Общий храп, бормотание во сне были музыкой спящих. У ближайшего костра стояли двое, третий, свернувшись калачиком, спал у огня.

- Обошли берег, тут столько поваленных деревьев, ногу можно сломать. Но вроде всё спокойно, - доложил старший караула.

- На том конце не спят? - Одиссей наугад ткнул в сторону.

- Сидят у костра. Боятся рёва зверей в чаще.

- Не слышали голоса, похожего то ли на женский, то ли на детский?

Караульный дернул плечами, а его напарник покачал головой.

Пламя костра блистало в их начищенных гребенчатых шлемах. Издалека донёсся вой, и вновь всё стихло - только шелест волн, перекличка птиц, шорох леса и треск цикад нарушали тишину.

Одиссей пошел наугад во тьму.

Лес кое-где горел искорками неведомых глаз. Одиссей не мог забыть услышанного голоса и вдруг вспомнил: так протяжно пела Пенелопа, когда пряла.

 

***

Он помнил её ловкие тонкие пальцы и печальное тихое пение. Помнил, как она пела над колыбелью Телемаха и руки её, наливавшие в чашу молока.

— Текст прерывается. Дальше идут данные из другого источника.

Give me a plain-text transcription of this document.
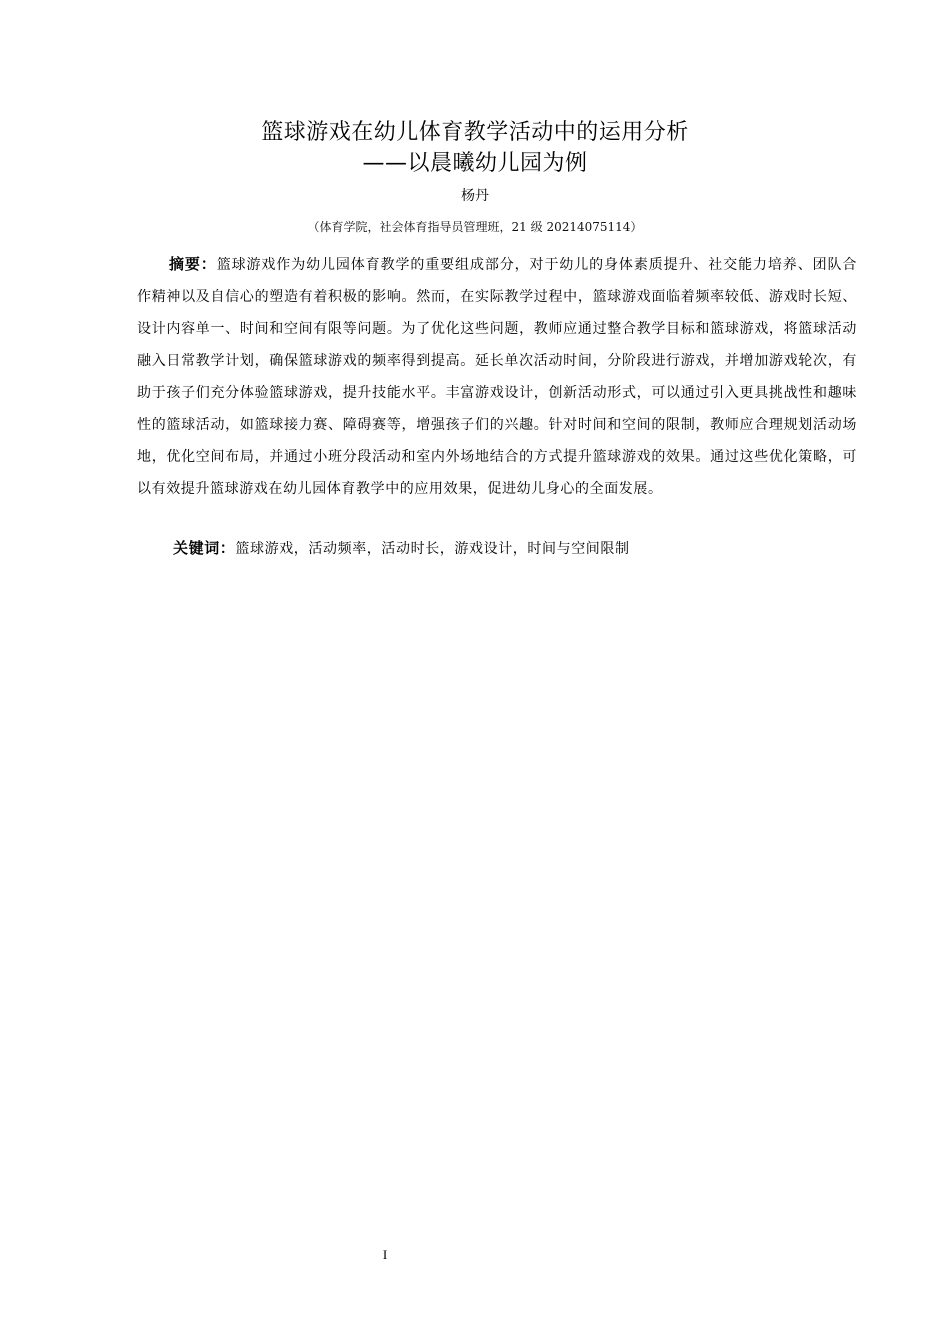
篮球游戏在幼儿体育教学活动中的运用分析
——以晨曦幼儿园为例
杨丹
（体育学院，社会体育指导员管理班，21 级 20214075114）

摘要：篮球游戏作为幼儿园体育教学的重要组成部分，对于幼儿的身体素质提升、社交能力培养、团队合作精神以及自信心的塑造有着积极的影响。然而，在实际教学过程中，篮球游戏面临着频率较低、游戏时长短、设计内容单一、时间和空间有限等问题。为了优化这些问题，教师应通过整合教学目标和篮球游戏，将篮球活动融入日常教学计划，确保篮球游戏的频率得到提高。延长单次活动时间，分阶段进行游戏，并增加游戏轮次，有助于孩子们充分体验篮球游戏，提升技能水平。丰富游戏设计，创新活动形式，可以通过引入更具挑战性和趣味性的篮球活动，如篮球接力赛、障碍赛等，增强孩子们的兴趣。针对时间和空间的限制，教师应合理规划活动场地，优化空间布局，并通过小班分段活动和室内外场地结合的方式提升篮球游戏的效果。通过这些优化策略，可以有效提升篮球游戏在幼儿园体育教学中的应用效果，促进幼儿身心的全面发展。

关键词：篮球游戏，活动频率，活动时长，游戏设计，时间与空间限制

I
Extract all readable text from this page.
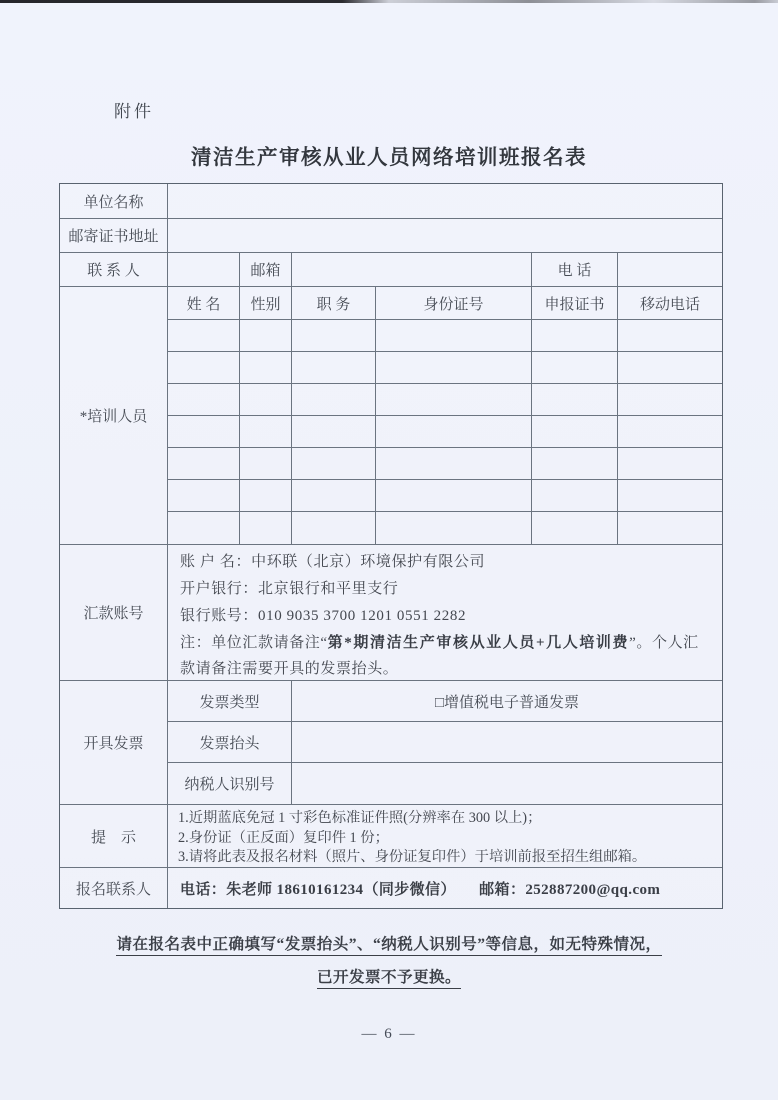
附件
清洁生产审核从业人员网络培训班报名表
单位名称
邮寄证书地址
联 系 人	邮箱	电 话
*培训人员
姓 名	性别	职 务	身份证号	申报证书	移动电话
汇款账号
账 户 名：中环联（北京）环境保护有限公司
开户银行：北京银行和平里支行
银行账号：010 9035 3700 1201 0551 2282
注：单位汇款请备注“第*期清洁生产审核从业人员+几人培训费”。个人汇款请备注需要开具的发票抬头。
开具发票
发票类型	□增值税电子普通发票
发票抬头
纳税人识别号
提　示
1.近期蓝底免冠 1 寸彩色标准证件照(分辨率在 300 以上)；
2.身份证（正反面）复印件 1 份；
3.请将此表及报名材料（照片、身份证复印件）于培训前报至招生组邮箱。
报名联系人	电话：朱老师 18610161234（同步微信）　　邮箱：252887200@qq.com
请在报名表中正确填写“发票抬头”、“纳税人识别号”等信息，如无特殊情况，
已开发票不予更换。
— 6 —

Молоко льётся, а она наклонилась, выставив тонкую шею, за отворотом пеплоса видна трепетная молодая грудь. Он помнил эту грудь с синими прожилками, когда она кормила малыша.

 

Постепенно рассветало, тьма раздвигалась, а он шел во влажной траве, и плащ его цеплялся за ветки кустов и деревьев. В задумчивости он миновал рощу и стал подниматься на вершину. Под самый конец - карабкался, царапая руки, срываясь, но всё же, опершись о камень, встал на твердой площадке. Его волосы охватил ветер и разметал по плечам, а плащ надулся как парус. Одиссей задохнулся, глядя в молочно-серую даль.

Далеко шумело гранитное море - неведомое, страшное, в глубине плескались посейдоновы полчища. Впереди лежали густые бесконечные леса, сзади - скалы, и чайки кружились над ними.

 

***

Он вспомнил последнюю ночь в Трое, охватившую его радость при виде богатой захваченной добычи. Груды золота, драгоценных камней, украшений, делали его одним из богатейших людей мира, равным Крезу, а быть может и бессмертному Гадесу. Но сейчас, когда он грустил по Пенелопе и тысячи стадий разделяли их, он стал отчётливо понимать, как глупа и низменна алчность, жажда наживы. Ему стали ненужными эти богатства. Он с готовностью отдал бы всё золото в обмен на то, чтобы сейчас обнять Пенелопу и сына.

Как же он был глуп, как глупы люди! Ведь нет ничего дороже Человека, родной души! Нет ничего выше Любви!

 

Он стоял на горе, будто возвышаясь над суетой и горько улыбался. Можно быть богаче самих бессмертных богов, но не быть счастливым. Счастье оказывается так просто, но понять и осознать его очень сложно. И стоит оно очень дорого. Скорее всего оно бесценно, ибо купить его невозможно.